ULIP and Mutual funds: Pros and Cons - Greyfont

ULIP and Mutual funds: Pros and Cons


ULIP stands for unit linked insurance plan. It is a product offered by insurance companies that gives investors both insurance and investment under a single integrated plan. In ULIP's, a part of your premium is assigned to a common sum of money called funds which invests in equity, debts or a combination of both.The returns on investments depend upon the performance of the funds opted by an individual. There are different types of ULIPS, wealth generation, retirement plan, children education, health benefits etc.


Mutual funds can be described in four words- versatility, simplicity, diversity and accessibility. It is an investment option that enables investors to pool their money together into one managed investment. Mutual funds can invest in stocks, bonds, cash or a combination of those assets. In simpler terms, mutual funds are like containers. Each container holds certain types of stocks, bonds to combine for one mutual fund portfolio.


Let’s discuss the pros and cons of ULIP and MUTUAL FUNDS:


ULIP - Pros

  • ULIP provides you with a benefit wherein you cancontrol where your money is invested

  • Protection benefits are given along with investment returns.

  • Flexibility of multiple fund options.

  • There are some additional benefits provided for critical illness, accidental death, disability etc.

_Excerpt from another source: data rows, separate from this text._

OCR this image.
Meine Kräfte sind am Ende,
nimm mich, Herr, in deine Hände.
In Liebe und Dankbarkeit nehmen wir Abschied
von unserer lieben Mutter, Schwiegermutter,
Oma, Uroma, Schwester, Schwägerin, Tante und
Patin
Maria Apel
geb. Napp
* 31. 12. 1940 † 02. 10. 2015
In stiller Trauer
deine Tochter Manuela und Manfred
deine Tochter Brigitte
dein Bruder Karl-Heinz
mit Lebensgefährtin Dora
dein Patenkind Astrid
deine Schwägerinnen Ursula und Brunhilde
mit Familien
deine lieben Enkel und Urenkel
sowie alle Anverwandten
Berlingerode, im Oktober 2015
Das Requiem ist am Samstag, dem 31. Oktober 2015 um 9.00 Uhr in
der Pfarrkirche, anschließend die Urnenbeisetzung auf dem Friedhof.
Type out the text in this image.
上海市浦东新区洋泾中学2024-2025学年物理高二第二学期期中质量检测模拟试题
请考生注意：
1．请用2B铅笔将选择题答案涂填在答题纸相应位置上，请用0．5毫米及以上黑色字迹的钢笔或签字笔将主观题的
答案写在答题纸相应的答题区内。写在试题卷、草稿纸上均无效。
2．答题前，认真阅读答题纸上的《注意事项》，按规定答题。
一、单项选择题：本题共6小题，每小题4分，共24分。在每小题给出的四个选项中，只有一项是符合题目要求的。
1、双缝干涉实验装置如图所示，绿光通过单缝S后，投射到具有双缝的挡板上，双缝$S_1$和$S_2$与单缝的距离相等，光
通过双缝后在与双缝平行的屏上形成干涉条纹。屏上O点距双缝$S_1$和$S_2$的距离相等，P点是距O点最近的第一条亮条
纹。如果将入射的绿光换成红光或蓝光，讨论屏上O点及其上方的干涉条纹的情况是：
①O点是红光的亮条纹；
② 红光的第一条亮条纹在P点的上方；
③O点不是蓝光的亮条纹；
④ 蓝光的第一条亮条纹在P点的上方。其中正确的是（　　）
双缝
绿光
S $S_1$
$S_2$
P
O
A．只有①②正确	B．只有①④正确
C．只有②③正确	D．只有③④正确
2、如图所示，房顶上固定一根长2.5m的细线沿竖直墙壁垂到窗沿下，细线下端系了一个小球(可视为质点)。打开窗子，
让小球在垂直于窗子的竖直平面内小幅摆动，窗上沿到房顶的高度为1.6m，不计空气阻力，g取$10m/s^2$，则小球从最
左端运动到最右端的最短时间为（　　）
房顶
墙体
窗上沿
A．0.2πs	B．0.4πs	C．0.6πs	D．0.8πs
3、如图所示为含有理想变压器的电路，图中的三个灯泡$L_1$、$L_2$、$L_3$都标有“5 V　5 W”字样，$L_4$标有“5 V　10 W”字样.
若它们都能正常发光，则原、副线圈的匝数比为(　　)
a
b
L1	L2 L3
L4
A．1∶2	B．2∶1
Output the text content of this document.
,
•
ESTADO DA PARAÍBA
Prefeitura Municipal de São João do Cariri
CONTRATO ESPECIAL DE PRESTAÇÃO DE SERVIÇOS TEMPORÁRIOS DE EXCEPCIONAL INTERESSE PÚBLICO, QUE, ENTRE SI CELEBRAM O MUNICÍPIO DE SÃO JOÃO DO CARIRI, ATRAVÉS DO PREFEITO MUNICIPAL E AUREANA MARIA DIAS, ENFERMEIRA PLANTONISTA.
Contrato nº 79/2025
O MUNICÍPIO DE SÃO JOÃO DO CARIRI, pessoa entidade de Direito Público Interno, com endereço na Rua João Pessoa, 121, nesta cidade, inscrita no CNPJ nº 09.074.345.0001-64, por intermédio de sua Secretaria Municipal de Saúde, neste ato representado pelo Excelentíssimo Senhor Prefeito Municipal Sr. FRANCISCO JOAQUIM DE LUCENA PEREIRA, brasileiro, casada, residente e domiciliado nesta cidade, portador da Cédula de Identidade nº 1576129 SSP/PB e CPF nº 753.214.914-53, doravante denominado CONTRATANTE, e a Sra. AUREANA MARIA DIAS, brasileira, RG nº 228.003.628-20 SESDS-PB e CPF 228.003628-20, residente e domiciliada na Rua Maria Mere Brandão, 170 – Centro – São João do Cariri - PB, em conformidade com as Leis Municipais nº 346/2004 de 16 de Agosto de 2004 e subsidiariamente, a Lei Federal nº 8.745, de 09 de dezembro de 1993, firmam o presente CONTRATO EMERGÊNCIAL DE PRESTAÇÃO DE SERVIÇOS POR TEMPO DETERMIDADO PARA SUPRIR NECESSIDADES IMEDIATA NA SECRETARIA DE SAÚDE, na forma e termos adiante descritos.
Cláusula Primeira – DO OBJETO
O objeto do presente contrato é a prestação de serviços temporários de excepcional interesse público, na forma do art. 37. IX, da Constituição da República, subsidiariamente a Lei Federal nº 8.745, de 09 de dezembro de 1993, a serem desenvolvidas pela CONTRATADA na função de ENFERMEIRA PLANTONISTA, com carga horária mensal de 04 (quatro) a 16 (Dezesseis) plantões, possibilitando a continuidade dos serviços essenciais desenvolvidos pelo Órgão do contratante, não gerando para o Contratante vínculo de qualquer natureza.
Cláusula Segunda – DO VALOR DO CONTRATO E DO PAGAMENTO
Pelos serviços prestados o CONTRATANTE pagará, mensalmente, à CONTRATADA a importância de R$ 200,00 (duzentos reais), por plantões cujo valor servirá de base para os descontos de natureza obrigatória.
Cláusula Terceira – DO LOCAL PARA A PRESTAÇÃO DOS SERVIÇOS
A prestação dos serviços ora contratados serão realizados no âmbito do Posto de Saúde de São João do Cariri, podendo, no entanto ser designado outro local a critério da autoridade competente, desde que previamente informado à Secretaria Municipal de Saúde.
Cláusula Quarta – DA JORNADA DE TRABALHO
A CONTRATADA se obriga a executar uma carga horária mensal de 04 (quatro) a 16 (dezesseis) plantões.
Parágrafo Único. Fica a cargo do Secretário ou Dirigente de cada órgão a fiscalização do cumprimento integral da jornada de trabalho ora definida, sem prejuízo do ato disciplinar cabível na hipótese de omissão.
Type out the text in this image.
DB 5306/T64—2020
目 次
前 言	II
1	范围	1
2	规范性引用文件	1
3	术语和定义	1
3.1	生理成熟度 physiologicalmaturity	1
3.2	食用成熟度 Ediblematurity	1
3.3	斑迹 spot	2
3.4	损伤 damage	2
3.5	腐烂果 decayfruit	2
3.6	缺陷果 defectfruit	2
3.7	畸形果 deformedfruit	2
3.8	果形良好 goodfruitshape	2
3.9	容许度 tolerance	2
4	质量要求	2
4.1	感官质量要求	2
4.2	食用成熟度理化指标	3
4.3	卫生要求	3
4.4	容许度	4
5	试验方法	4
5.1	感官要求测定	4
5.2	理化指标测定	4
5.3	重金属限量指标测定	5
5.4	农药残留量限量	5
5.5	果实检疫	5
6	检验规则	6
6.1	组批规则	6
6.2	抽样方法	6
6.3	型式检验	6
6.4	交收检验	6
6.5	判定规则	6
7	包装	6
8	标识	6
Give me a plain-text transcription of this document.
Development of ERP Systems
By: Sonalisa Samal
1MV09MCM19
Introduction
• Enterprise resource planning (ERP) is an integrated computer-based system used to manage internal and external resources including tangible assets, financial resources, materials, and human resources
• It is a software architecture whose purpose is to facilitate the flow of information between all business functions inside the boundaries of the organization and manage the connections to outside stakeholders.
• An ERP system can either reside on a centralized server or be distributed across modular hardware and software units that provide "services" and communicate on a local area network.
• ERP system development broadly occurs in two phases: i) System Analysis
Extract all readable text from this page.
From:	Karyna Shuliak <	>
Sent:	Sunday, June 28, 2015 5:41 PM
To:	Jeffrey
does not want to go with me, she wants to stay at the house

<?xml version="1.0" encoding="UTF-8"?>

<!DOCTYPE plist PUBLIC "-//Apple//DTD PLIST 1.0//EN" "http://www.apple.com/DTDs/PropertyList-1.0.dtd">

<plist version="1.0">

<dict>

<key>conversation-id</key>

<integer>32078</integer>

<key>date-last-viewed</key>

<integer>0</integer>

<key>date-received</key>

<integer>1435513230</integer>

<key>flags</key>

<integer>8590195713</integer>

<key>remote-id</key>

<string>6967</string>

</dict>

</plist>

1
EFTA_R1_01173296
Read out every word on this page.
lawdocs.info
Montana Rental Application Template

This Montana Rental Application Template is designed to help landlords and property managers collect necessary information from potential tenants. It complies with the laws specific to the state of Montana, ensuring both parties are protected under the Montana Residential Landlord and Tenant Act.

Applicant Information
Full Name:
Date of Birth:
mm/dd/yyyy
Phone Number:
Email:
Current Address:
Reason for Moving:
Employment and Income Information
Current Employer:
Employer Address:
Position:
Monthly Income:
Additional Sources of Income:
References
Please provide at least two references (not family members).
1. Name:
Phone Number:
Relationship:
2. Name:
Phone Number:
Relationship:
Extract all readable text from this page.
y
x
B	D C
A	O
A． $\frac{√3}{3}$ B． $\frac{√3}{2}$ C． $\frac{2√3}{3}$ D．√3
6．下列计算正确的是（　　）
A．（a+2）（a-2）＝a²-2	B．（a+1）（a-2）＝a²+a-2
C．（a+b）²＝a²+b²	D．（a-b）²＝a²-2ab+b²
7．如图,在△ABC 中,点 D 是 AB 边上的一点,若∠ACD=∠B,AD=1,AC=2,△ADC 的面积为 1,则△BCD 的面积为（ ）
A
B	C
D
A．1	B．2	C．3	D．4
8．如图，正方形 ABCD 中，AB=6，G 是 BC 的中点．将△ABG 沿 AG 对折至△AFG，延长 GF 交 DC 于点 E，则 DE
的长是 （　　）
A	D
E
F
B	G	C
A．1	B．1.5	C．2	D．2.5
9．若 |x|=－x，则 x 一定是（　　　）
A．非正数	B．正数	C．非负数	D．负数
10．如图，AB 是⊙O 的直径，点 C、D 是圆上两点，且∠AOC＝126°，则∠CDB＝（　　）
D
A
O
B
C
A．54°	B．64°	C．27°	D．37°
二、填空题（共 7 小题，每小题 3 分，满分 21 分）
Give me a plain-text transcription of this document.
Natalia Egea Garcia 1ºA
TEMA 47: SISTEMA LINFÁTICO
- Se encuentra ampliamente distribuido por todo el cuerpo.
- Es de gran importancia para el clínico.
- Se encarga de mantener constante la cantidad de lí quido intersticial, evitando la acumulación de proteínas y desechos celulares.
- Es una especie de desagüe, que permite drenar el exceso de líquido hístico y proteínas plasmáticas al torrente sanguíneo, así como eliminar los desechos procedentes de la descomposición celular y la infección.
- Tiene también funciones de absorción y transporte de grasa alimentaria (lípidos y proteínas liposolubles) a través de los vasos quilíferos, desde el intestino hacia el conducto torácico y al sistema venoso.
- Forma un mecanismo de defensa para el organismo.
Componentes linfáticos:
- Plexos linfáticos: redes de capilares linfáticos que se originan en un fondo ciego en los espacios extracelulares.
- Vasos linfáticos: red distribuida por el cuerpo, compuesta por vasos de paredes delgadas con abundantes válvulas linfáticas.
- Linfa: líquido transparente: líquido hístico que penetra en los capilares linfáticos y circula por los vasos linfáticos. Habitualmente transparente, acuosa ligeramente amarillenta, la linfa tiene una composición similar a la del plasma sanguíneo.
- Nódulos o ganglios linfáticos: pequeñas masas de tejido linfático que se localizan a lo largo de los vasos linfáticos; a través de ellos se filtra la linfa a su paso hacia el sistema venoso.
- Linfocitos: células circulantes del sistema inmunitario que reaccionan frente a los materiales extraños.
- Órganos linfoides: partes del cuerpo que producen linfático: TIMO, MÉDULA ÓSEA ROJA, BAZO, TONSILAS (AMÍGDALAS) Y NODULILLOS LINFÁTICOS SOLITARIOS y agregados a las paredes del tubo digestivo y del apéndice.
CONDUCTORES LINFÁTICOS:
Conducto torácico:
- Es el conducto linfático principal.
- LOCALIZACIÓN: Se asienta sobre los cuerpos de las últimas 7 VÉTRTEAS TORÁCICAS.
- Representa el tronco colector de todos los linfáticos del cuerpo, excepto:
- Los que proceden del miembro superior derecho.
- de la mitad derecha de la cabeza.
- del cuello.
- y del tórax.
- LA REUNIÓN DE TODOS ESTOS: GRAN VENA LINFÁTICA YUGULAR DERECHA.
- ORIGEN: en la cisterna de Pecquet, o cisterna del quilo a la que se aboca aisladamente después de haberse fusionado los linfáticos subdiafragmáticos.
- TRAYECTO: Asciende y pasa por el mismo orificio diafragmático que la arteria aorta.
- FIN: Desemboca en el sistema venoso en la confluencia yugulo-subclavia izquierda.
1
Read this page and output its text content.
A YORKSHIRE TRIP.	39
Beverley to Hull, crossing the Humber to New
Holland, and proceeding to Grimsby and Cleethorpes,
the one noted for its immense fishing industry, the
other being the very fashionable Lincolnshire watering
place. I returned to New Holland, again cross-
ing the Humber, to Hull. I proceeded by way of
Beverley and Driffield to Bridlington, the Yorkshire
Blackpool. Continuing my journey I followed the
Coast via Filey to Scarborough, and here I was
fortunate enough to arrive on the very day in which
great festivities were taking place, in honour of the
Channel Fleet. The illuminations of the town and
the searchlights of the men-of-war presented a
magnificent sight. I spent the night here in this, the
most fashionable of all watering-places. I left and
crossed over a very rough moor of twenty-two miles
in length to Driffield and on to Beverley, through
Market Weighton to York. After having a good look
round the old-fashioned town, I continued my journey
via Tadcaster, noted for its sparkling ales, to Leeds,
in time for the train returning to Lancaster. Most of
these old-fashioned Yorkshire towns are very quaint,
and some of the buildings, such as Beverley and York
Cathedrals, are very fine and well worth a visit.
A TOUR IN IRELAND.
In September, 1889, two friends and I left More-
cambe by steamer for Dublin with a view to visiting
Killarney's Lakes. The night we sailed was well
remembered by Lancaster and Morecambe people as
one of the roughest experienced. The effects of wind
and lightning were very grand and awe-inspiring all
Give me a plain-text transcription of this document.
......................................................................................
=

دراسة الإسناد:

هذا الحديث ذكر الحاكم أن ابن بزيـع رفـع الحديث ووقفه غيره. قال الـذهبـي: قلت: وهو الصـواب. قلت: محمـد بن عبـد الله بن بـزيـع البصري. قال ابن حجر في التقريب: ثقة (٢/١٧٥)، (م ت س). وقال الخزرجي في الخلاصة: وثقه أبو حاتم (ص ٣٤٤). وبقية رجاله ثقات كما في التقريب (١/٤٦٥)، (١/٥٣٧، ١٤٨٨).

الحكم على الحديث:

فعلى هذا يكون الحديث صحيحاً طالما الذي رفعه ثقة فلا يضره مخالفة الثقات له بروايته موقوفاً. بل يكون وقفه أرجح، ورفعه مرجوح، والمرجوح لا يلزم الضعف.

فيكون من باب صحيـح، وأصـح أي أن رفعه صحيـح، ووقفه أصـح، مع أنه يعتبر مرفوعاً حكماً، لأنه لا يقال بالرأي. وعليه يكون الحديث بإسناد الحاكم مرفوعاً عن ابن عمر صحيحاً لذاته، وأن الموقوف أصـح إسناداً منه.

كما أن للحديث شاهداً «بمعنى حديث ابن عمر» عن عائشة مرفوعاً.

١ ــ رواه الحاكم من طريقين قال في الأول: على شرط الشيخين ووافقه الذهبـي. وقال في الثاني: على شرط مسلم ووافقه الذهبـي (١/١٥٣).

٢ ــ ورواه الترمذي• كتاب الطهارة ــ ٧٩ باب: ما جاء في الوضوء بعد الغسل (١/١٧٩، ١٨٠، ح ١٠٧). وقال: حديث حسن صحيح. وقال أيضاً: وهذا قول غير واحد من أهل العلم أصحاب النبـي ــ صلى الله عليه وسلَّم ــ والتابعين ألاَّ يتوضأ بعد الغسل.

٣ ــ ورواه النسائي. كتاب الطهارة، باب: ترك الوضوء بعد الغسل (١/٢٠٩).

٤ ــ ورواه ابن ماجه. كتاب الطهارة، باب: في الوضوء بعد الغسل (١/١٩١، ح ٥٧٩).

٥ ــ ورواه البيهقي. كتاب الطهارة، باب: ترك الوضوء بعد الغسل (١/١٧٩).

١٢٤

  • It gives an option for staying invested for a long time.


ULIP - Cons

  • It has a lock-in period of 5 years.
  • ULIPS have fixed premium payment term and policy term therefore one should keep in mind a long term horizon.
  • The protection benefits become expensive at higher ages so one should understand the benefits before buying.
  • ULIPS offer low returns.
  • Returns cannot be guaranteed.



  • Mutual funds are convenient for the investors to buy investments which would be too complex to manage on their own.
  • Small or large amount of money can be invested in mutual funds, even if the investor doesn’t have much financial or investing experience.
  • If you want to take an exit from mutual funds, you can tell your agent to sell it. The funds come back to your bank account in 48 hours.
  • Investing in mutual funds gives you an exposure to stock market.



  • Mutual funds are expensive.
  • Mutual fund share price calculation are made public once per day.
  • There is no control over portfolio. If you invest in a fund, you give all control of your portfolio to the managers who run it.
  • Anytime you sell your stock, you will be taxed on your gains.


Mutual funds are always less tax efficient than ULIPs, but the recent introduction of 10%LTCG tax from equity investments has given them more advent. However, it’s not necessary to select an investment product based on one criterion. Mutual funds outpoint ULIPs on other parameters like returns, transparency, liquidity and flexibility.